潮にのってきた彼女
しかし現実的な痛みのおかげで、自分の状況を冷静に考える余裕ができた。

とりあえず、俺は生きているらしい。

と、いうことは。

あの状態から自力で這い上がったとは到底考えられない。

ひとに助けられたのだとすれば、今目の前にいるひとが命の恩人ということで、辻褄が合うはずだ。

はず、だけど。


「あの、俺、どうしてここに……」

「……遠くから、落ちるのが見えたの。

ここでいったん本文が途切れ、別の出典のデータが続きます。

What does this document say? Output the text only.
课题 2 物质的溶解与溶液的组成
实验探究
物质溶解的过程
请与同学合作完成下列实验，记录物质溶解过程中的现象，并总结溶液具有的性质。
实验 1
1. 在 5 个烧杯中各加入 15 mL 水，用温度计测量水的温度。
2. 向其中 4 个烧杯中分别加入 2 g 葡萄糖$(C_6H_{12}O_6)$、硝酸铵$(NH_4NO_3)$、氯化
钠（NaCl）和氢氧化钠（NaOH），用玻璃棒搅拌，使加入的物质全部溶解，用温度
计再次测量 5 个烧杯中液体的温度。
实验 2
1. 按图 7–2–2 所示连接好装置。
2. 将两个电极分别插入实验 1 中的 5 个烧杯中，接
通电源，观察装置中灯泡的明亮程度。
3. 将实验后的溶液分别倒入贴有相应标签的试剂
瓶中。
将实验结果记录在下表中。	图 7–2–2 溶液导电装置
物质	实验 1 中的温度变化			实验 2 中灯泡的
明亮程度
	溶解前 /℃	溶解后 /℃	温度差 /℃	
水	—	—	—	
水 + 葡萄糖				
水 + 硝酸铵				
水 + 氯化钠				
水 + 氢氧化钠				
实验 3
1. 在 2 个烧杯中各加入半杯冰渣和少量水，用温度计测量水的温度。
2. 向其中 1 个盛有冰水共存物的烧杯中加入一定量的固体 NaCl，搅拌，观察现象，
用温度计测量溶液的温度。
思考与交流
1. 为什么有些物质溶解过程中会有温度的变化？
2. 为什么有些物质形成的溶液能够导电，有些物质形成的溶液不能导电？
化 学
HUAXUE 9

もっと速く泳いでくればよかったわ」


彼女は微笑みを浮かべ、しかし視線を不自然に逸らしながら言った。


こんな華奢そうな女の子が、たぶん1人で、溺れている人間を?

容易には信じられなかったが、そこで疲労感に思考を妨げられた。


「ありが、とう……」


再び思考を巡らせることは億劫すぎたため、とりあえずお礼は言っておこう、と思った。


「うん、無事みたいで、よかったわ」


彼女は瞳を煌めかせ、笑顔を浮かべた。

その瞬間俺は、耳に波のさざめきのみを感じ、焦げるような暑さも忘れた。


優しげな笑顔、瑠璃色の瞳、亜麻色の髪。
さざめきだけが世界を覆う。

忘れられないシーンが脳裏に焼き付いた。

鼓動が大きくなっていく。
笑顔のまま目を細めて視線を海へやった彼女から、目が離せなかった。

強く風が吹きつけ、亜麻色をたなびかせる。

心臓はうるさく響いていた。


ぼんやりとこのまま化石になることを願った。